Winner #1 - Thomas Hembroff, Canada
For his outstanding story: 'Stick To The Plans'. Congratulations Tom, you have awarded one of two winner's prizes: a set of Tiki 21 Building Plans and a Winner's Award Certificate signed by Ruth Wharram.
Tom's story 'Stick to the Plans', is set in the 1970's during the 'shakedown' voyage of the Ariki 'Piggy'. Tom and his brother Don, after having completed the building of their boat they set off on a voyage around the world. All goes well and they pick up a hitchhiker, an artist, who wants a ride to their next destination, New Zealand. The voyage to New Zealand is a very dramatic and dangerous leg of their journey. The fact that their fate hangs on a knife edge is revealed through the reactions of their artistic passenger. Read this well-crafted story to share the excitement of this harrowing voyage.
Winner #2 - Loretta M. Thwaite, Australia
For her outstanding story: 'The Wharram Hunt'. Congratulations Loretta, you have been awarded the other winner's prize: a set of Tiki 21 Building Plans and a Winner's Award Certificate signed by Ruth Wharram.
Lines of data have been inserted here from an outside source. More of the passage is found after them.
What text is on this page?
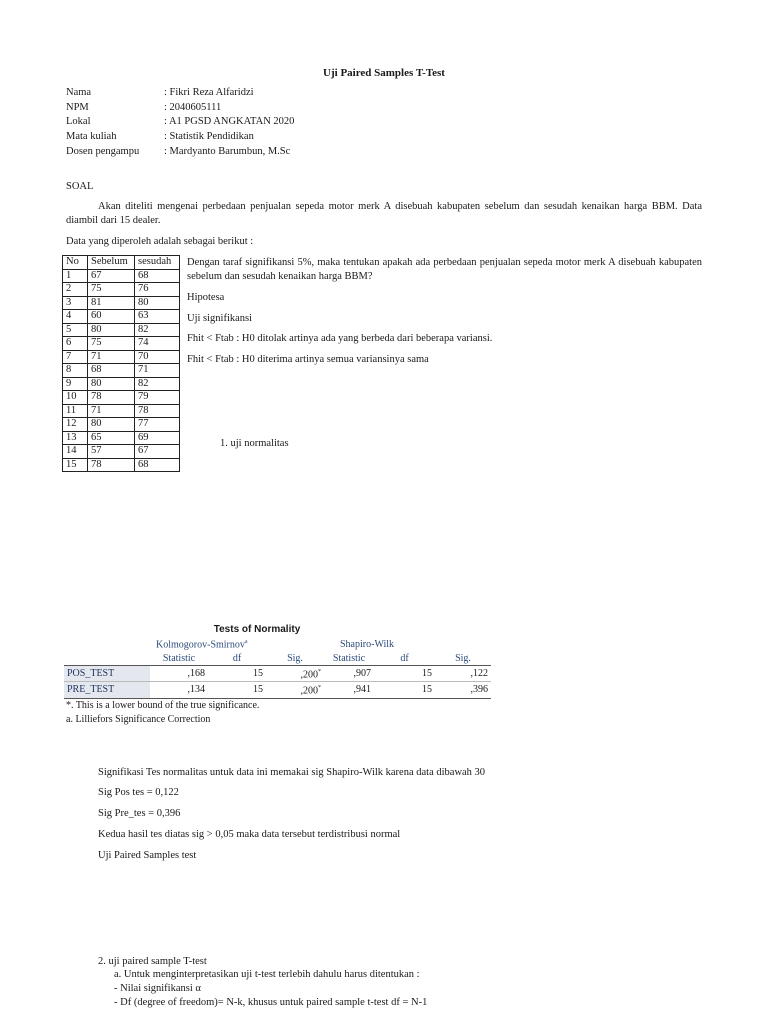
Uji Paired Samples T-Test
Nama	: Fikri Reza Alfaridzi
NPM	: 2040605111
Lokal	: A1 PGSD ANGKATAN 2020
Mata kuliah	: Statistik Pendidikan
Dosen pengampu : Mardyanto Barumbun, M.Sc
SOAL
Akan diteliti mengenai perbedaan penjualan sepeda motor merk A disebuah kabupaten sebelum dan sesudah kenaikan harga BBM. Data diambil dari 15 dealer.
Data yang diperoleh adalah sebagai berikut :
No	Sebelum	sesudah
1	67	68
2	75	76
3	81	80
4	60	63
5	80	82
6	75	74
7	71	70
8	68	71
9	80	82
10	78	79
11	71	78
12	80	77
13	65	69
14	57	67
15	78	68
Dengan taraf signifikansi 5%, maka tentukan apakah ada perbedaan penjualan sepeda motor merk A disebuah kabupaten sebelum dan sesudah kenaikan harga BBM?
Hipotesa
Uji signifikansi
Fhit < Ftab : H0 ditolak artinya ada yang berbeda dari beberapa variansi.
Fhit < Ftab : H0 diterima artinya semua variansinya sama
1. uji normalitas
Tests of Normality
Kolmogorov-Smirnov$^a$	Shapiro-Wilk
	Statistic	df	Sig.	Statistic	df	Sig.
POS_TEST	,168	15	,200*	,907	15	,122
PRE_TEST	,134	15	,200*	,941	15	,396
*. This is a lower bound of the true significance.
a. Lilliefors Significance Correction
Signifikasi Tes normalitas untuk data ini memakai sig Shapiro-Wilk karena data dibawah 30
Sig Pos tes = 0,122
Sig Pre_tes = 0,396
Kedua hasil tes diatas sig > 0,05 maka data tersebut terdistribusi normal
Uji Paired Samples test
2. uji paired sample T-test
a. Untuk menginterpretasikan uji t-test terlebih dahulu harus ditentukan :
- Nilai signifikansi α
- Df (degree of freedom)= N-k, khusus untuk paired sample t-test df = N-1
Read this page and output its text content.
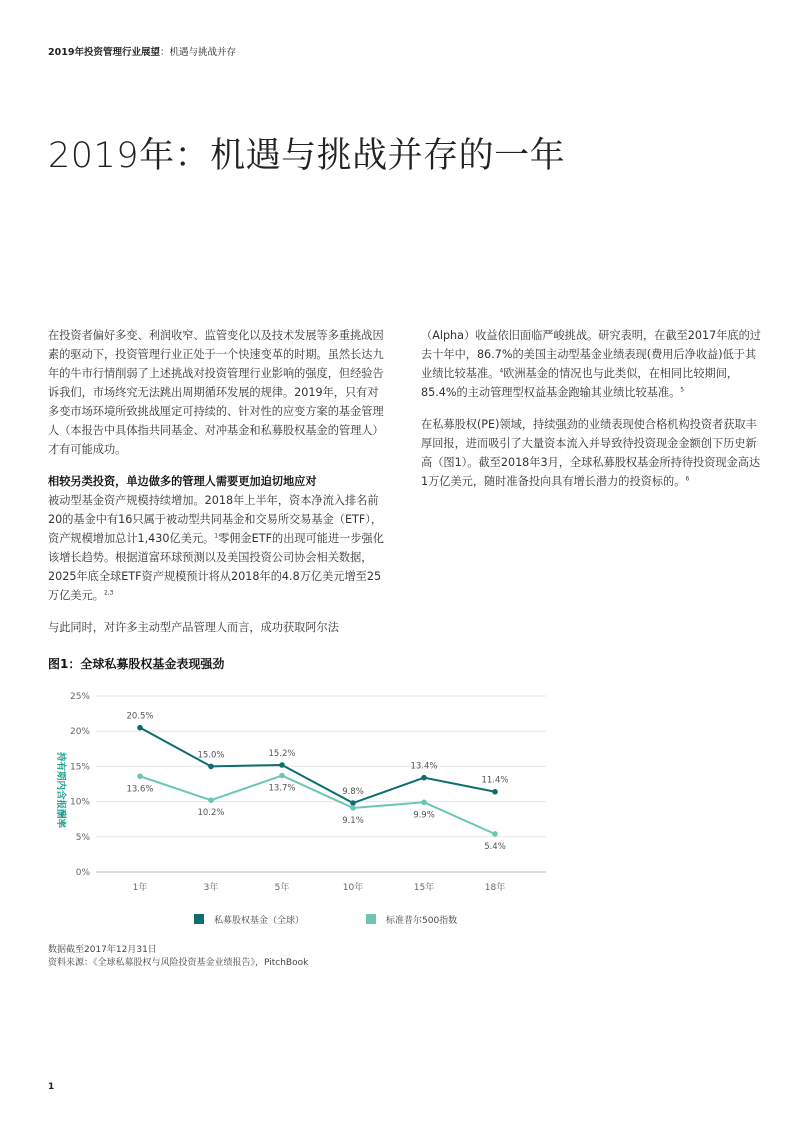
2019年投资管理行业展望：机遇与挑战并存
2019年：机遇与挑战并存的一年

在投资者偏好多变、利润收窄、监管变化以及技术发展等多重挑战因素的驱动下，投资管理行业正处于一个快速变革的时期。虽然长达九年的牛市行情削弱了上述挑战对投资管理行业影响的强度，但经验告诉我们，市场终究无法跳出周期循环发展的规律。2019年，只有对多变市场环境所致挑战厘定可持续的、针对性的应变方案的基金管理人（本报告中具体指共同基金、对冲基金和私募股权基金的管理人）才有可能成功。

相较另类投资，单边做多的管理人需要更加迫切地应对

被动型基金资产规模持续增加。2018年上半年，资本净流入排名前20的基金中有16只属于被动型共同基金和交易所交易基金（ETF），资产规模增加总计1,430亿美元。$^1$零佣金ETF的出现可能进一步强化该增长趋势。根据道富环球预测以及美国投资公司协会相关数据，2025年底全球ETF资产规模预计将从2018年的4.8万亿美元增至25万亿美元。$^{2,3}$

与此同时，对许多主动型产品管理人而言，成功获取阿尔法

（Alpha）收益依旧面临严峻挑战。研究表明，在截至2017年底的过去十年中，86.7%的美国主动型基金业绩表现(费用后净收益)低于其业绩比较基准。$^4$欧洲基金的情况也与此类似，在相同比较期间，85.4%的主动管理型权益基金跑输其业绩比较基准。$^5$

在私募股权(PE)领域，持续强劲的业绩表现使合格机构投资者获取丰厚回报，进而吸引了大量资本流入并导致待投资现金金额创下历史新高（图1）。截至2018年3月，全球私募股权基金所持待投资现金高达1万亿美元，随时准备投向具有增长潜力的投资标的。$^6$

图1：全球私募股权基金表现强劲
0%
5%
10%
15%
20%
25%
1年	3年	5年	10年	15年	18年
20.5%
15.0%	15.2%
9.8%
13.4%
11.4%
13.6%
10.2%
13.7%
9.1%
9.9%
5.4%
私募股权基金（全球）	标准普尔500指数
持有期内含报酬率
数据截至2017年12月31日
资料来源：《全球私募股权与风险投资基金业绩报告》，PitchBook
1
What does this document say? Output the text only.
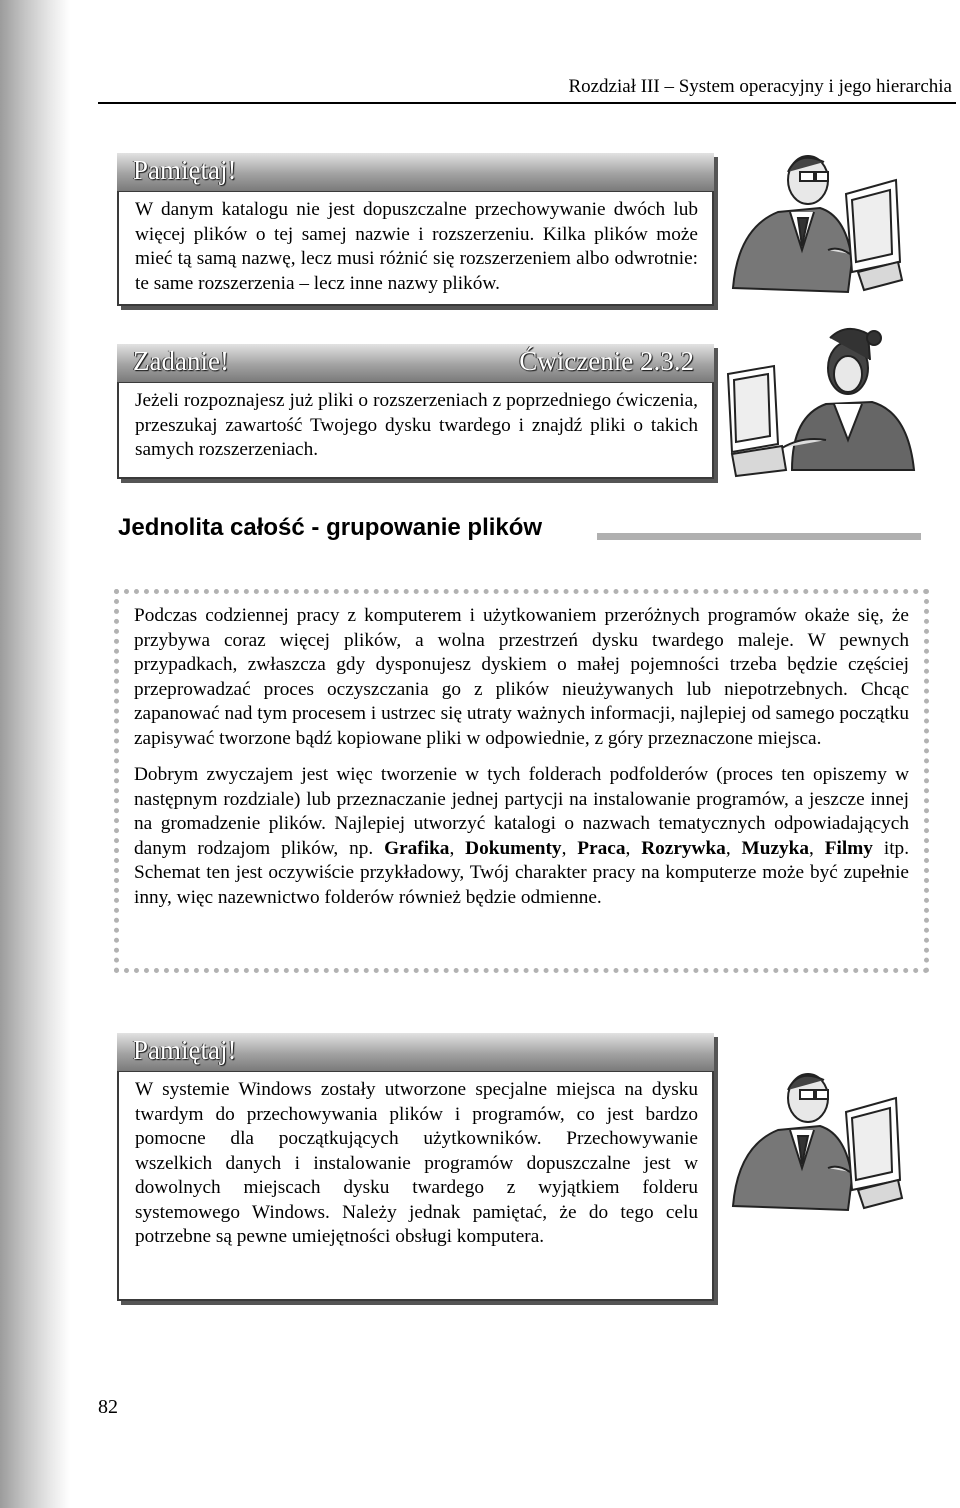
Rozdział III – System operacyjny i jego hierarchia
Pamiętaj!
W danym katalogu nie jest dopuszczalne przechowywanie dwóch lub więcej plików o tej samej nazwie i rozszerzeniu. Kilka plików może mieć tą samą nazwę, lecz musi różnić się rozszerzeniem albo odwrotnie: te same rozszerzenia – lecz inne nazwy plików.
Zadanie!	Ćwiczenie 2.3.2
Jeżeli rozpoznajesz już pliki o rozszerzeniach z poprzedniego ćwiczenia, przeszukaj zawartość Twojego dysku twardego i znajdź pliki o takich samych rozszerzeniach.
Jednolita całość - grupowanie plików

Podczas codziennej pracy z komputerem i użytkowaniem przeróżnych programów okaże się, że przybywa coraz więcej plików, a wolna przestrzeń dysku twardego maleje. W pewnych przypadkach, zwłaszcza gdy dysponujesz dyskiem o małej pojemności trzeba będzie częściej przeprowadzać proces oczyszczania go z plików nieużywanych lub niepotrzebnych. Chcąc zapanować nad tym procesem i ustrzec się utraty ważnych informacji, najlepiej od samego początku zapisywać tworzone bądź kopiowane pliki w odpowiednie, z góry przeznaczone miejsca.

Dobrym zwyczajem jest więc tworzenie w tych folderach podfolderów (proces ten opiszemy w następnym rozdziale) lub przeznaczanie jednej partycji na instalowanie programów, a jeszcze innej na gromadzenie plików. Najlepiej utworzyć katalogi o nazwach tematycznych odpowiadających danym rodzajom plików, np. Grafika, Dokumenty, Praca, Rozrywka, Muzyka, Filmy itp. Schemat ten jest oczywiście przykładowy, Twój charakter pracy na komputerze może być zupełnie inny, więc nazewnictwo folderów również będzie odmienne.

Pamiętaj!
W systemie Windows zostały utworzone specjalne miejsca na dysku twardym do przechowywania plików i programów, co jest bardzo pomocne dla początkujących użytkowników. Przechowywanie wszelkich danych i instalowanie programów dopuszczalne jest w dowolnych miejscach dysku twardego z wyjątkiem folderu systemowego Windows. Należy jednak pamiętać, że do tego celu potrzebne są pewne umiejętności obsługi komputera.
82
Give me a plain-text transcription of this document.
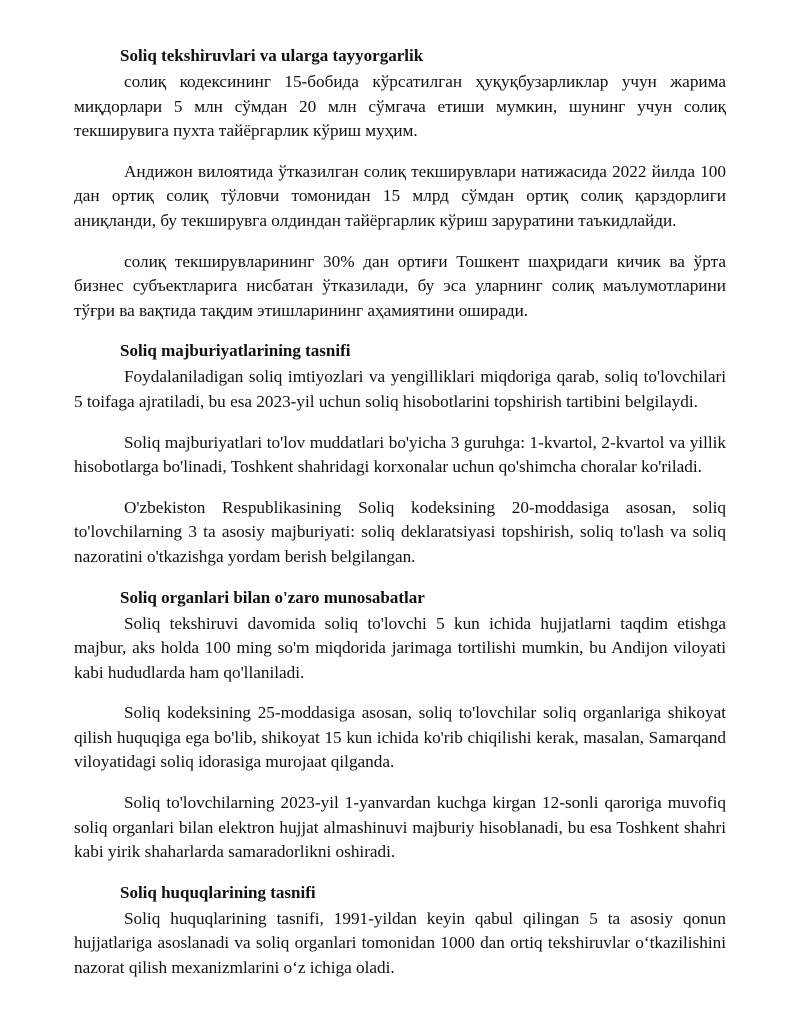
Soliq tekshiruvlari va ularga tayyorgarlik

солиқ кодексининг 15-бобида кўрсатилган ҳуқуқбузарликлар учун жарима миқдорлари 5 млн сўмдан 20 млн сўмгача етиши мумкин, шунинг учун солиқ текширувига пухта тайёргарлик кўриш муҳим.

Андижон вилоятида ўтказилган солиқ текширувлари натижасида 2022 йилда 100 дан ортиқ солиқ тўловчи томонидан 15 млрд сўмдан ортиқ солиқ қарздорлиги аниқланди, бу текширувга олдиндан тайёргарлик кўриш заруратини таъкидлайди.

солиқ текширувларининг 30% дан ортиғи Тошкент шаҳридаги кичик ва ўрта бизнес субъектларига нисбатан ўтказилади, бу эса уларнинг солиқ маълумотларини тўғри ва вақтида тақдим этишларининг аҳамиятини оширади.

Soliq majburiyatlarining tasnifi

Foydalaniladigan soliq imtiyozlari va yengilliklari miqdoriga qarab, soliq to'lovchilari 5 toifaga ajratiladi, bu esa 2023-yil uchun soliq hisobotlarini topshirish tartibini belgilaydi.

Soliq majburiyatlari to'lov muddatlari bo'yicha 3 guruhga: 1-kvartol, 2-kvartol va yillik hisobotlarga bo'linadi, Toshkent shahridagi korxonalar uchun qo'shimcha choralar ko'riladi.

O'zbekiston Respublikasining Soliq kodeksining 20-moddasiga asosan, soliq to'lovchilarning 3 ta asosiy majburiyati: soliq deklaratsiyasi topshirish, soliq to'lash va soliq nazoratini o'tkazishga yordam berish belgilangan.

Soliq organlari bilan o'zaro munosabatlar

Soliq tekshiruvi davomida soliq to'lovchi 5 kun ichida hujjatlarni taqdim etishga majbur, aks holda 100 ming so'm miqdorida jarimaga tortilishi mumkin, bu Andijon viloyati kabi hududlarda ham qo'llaniladi.

Soliq kodeksining 25-moddasiga asosan, soliq to'lovchilar soliq organlariga shikoyat qilish huquqiga ega bo'lib, shikoyat 15 kun ichida ko'rib chiqilishi kerak, masalan, Samarqand viloyatidagi soliq idorasiga murojaat qilganda.

Soliq to'lovchilarning 2023-yil 1-yanvardan kuchga kirgan 12-sonli qaroriga muvofiq soliq organlari bilan elektron hujjat almashinuvi majburiy hisoblanadi, bu esa Toshkent shahri kabi yirik shaharlarda samaradorlikni oshiradi.

Soliq huquqlarining tasnifi

Soliq huquqlarining tasnifi, 1991-yildan keyin qabul qilingan 5 ta asosiy qonun hujjatlariga asoslanadi va soliq organlari tomonidan 1000 dan ortiq tekshiruvlar o‘tkazilishini nazorat qilish mexanizmlarini o‘z ichiga oladi.
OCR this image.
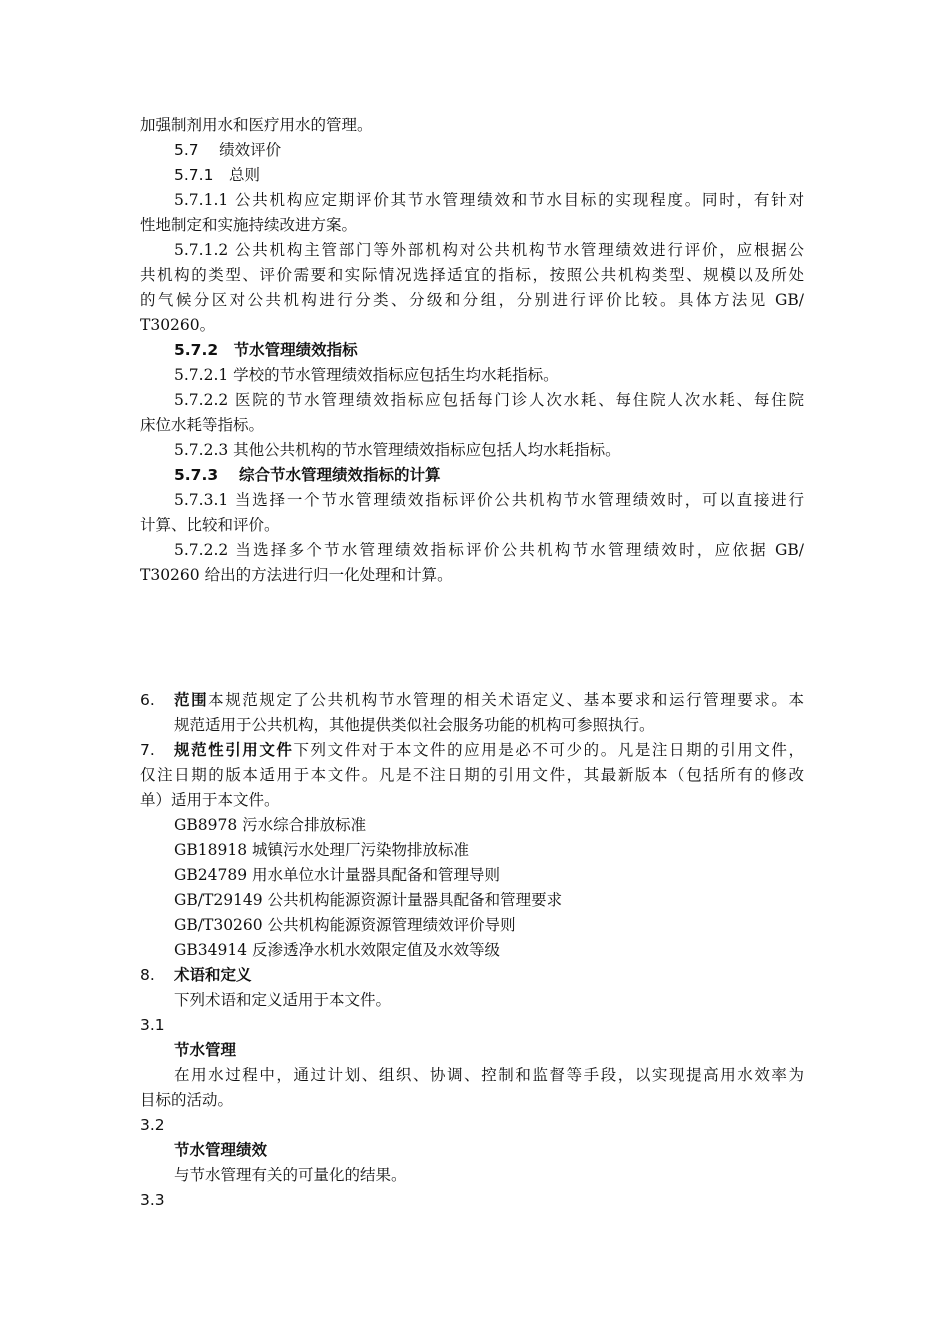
加强制剂用水和医疗用水的管理。
5.7　 绩效评价
5.7.1　总则
5.7.1.1 公共机构应定期评价其节水管理绩效和节水目标的实现程度。同时，有针对
性地制定和实施持续改进方案。
5.7.1.2 公共机构主管部门等外部机构对公共机构节水管理绩效进行评价，应根据公
共机构的类型、评价需要和实际情况选择适宜的指标，按照公共机构类型、规模以及所处
的气候分区对公共机构进行分类、分级和分组，分别进行评价比较。具体方法见 GB/
T30260。
5.7.2　节水管理绩效指标
5.7.2.1 学校的节水管理绩效指标应包括生均水耗指标。
5.7.2.2 医院的节水管理绩效指标应包括每门诊人次水耗、每住院人次水耗、每住院
床位水耗等指标。
5.7.2.3 其他公共机构的节水管理绩效指标应包括人均水耗指标。
5.7.3　 综合节水管理绩效指标的计算
5.7.3.1 当选择一个节水管理绩效指标评价公共机构节水管理绩效时，可以直接进行
计算、比较和评价。
5.7.2.2 当选择多个节水管理绩效指标评价公共机构节水管理绩效时，应依据 GB/
T30260 给出的方法进行归一化处理和计算。
6. 范围本规范规定了公共机构节水管理的相关术语定义、基本要求和运行管理要求。本
规范适用于公共机构，其他提供类似社会服务功能的机构可参照执行。
7. 规范性引用文件下列文件对于本文件的应用是必不可少的。凡是注日期的引用文件，
仅注日期的版本适用于本文件。凡是不注日期的引用文件，其最新版本（包括所有的修改
单）适用于本文件。
GB8978 污水综合排放标准
GB18918 城镇污水处理厂污染物排放标准
GB24789 用水单位水计量器具配备和管理导则
GB/T29149 公共机构能源资源计量器具配备和管理要求
GB/T30260 公共机构能源资源管理绩效评价导则
GB34914 反渗透净水机水效限定值及水效等级
8. 术语和定义
下列术语和定义适用于本文件。
3.1
节水管理
在用水过程中，通过计划、组织、协调、控制和监督等手段，以实现提高用水效率为
目标的活动。
3.2
节水管理绩效
与节水管理有关的可量化的结果。
3.3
Loretta's story 'The Wharram Hunt' is a set in a small coastal town on tropical Queensland, Australia. The story is told in an amusing and sensitive way of a woman, who having settled in this town, is invited out for a cruise by a middle-aged friend and his two buddies. She is not overly impressed by the comfortable cruise on the pleasure craft, but is subsequently introduced to a new perspective on boats by another friend who dreams of building a Wharram. The intriguing story then unfolds of the 'hunt' for a glimpse of a finished Wharram so that the dream can be distilled into the purchase of a set of plans and the commencement of the building of a Polynesian catamaran. On the way friendship blossoms into something much deeper as the two go about fulfilling the shared ideal of a life together with a future vision of a sailing life aboard their very own Tangaroa.
Rhisiart's story 'The Ice-Bears and the Bees' is a set sometime in the future in a post oil-energy based world. The writer cleverly weaves the story of the coastal sailing community of the future into the story, narrated by an older member of the clan, about a trading voyage to lands where the clan has negotiated treaties for bee hive farms and the trading partners take their share of the harvest to trade for other goods. The tale of a young visionary member of the clan and his revolutionary new craft is woven into the main story. The voyage culminates in the visit to the land of the magical ice bears where the species is being nutured back from extinction under the custodianship of a myserious hermit. The theme of the revitalising of the natural world is symbolised by two events: the birth of a child to the young man's lover in the land of the ice bears and the release of bears back into the lands of the world. A good read.
There were ten entries received for the competition most of a very high standard. Thanks very much to all those that sent in their stories. We will be publishing some of these other entries during the coming weeks.
The judges for this competition were: Ruth Wharram, Steve Goodman (former JWD Webmaster) and Jennifer Weissel (Author of Running Down Rawana).